What Exactly Are You Saying?

By — on / Daily, Negotiation Skills

Adapted from “The Perils of Powerful Speech,” first published in the Negotiation newsletter.

Death to modifiers! All hail the active verb. Be succinct.

Those are Strunk and White’s commandments for simple and direct writing. They also may be rules for establishing verbal power in negotiation—though not always, it turns out.

Linguistic studies have shown that hesitations (ums and ahs), tag questions (“That’s true, isn’t it?), hedges (kind of, sort of), disclaimers (“This may not be right, but . . .”), and intensifiers (really, very) affect how speakers are perceived. People who use them are judged less likely to be hired, promoted, and supported by superiors than those who don’t.

Even when the substance of speech is the same, its delivery can make someone seem either powerful or powerless.

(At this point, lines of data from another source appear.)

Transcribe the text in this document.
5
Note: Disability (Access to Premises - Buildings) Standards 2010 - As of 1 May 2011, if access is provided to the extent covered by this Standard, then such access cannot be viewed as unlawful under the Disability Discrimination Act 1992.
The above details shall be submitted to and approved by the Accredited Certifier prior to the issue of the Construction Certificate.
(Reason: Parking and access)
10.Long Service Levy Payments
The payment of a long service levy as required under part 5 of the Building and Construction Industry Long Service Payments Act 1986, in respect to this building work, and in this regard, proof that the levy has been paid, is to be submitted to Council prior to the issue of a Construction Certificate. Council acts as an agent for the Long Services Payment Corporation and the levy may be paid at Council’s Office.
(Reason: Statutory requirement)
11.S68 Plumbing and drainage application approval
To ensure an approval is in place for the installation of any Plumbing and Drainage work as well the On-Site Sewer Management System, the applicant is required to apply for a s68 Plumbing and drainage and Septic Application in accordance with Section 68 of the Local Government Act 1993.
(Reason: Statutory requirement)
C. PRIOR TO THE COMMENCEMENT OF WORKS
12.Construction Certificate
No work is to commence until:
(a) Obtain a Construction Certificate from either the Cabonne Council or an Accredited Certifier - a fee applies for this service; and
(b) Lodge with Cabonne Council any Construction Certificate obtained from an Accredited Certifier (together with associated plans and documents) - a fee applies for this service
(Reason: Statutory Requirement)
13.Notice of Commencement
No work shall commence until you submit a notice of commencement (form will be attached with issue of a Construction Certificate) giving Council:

Yet a set of recent experiments by Alison Fragale of the University of North Carolina’s Kenan-Flager Business School suggests that this effect depends on context.

Subjects in one experiment were told that they would engage in group decision-making exercises via email. For consistency’s sake, the return messages they received were generated by a cleverly programmed computer. One task was the classic subarctic survival game in which subjects had to choose what equipment to leave behind and what to save. To some subjects, the computer flatly said: “The flashlight should be rated higher….put it higher.” Of others, it asked: “Do you think the flashlight should maybe be rated higher?”

The subjects were asked to rate their teammates for potential leadership in a follow-up experiment. One group was told that the exercise would involve independent work, while a second group was told it would require collaboration.

Consistent with prior research, the “speaker” with the powerful style was favored to lead the independent project. But, in a twist, the “powerless” speaker was favored when the project was expected to require collaboration.

Fragale thus challenges conventional distinctions between the “language of success” and the “language of failure.” An assertive verbal style may enhance your perceived power in an arm’s-length negotiation, but in collaborative settings, modest speech may win you more support.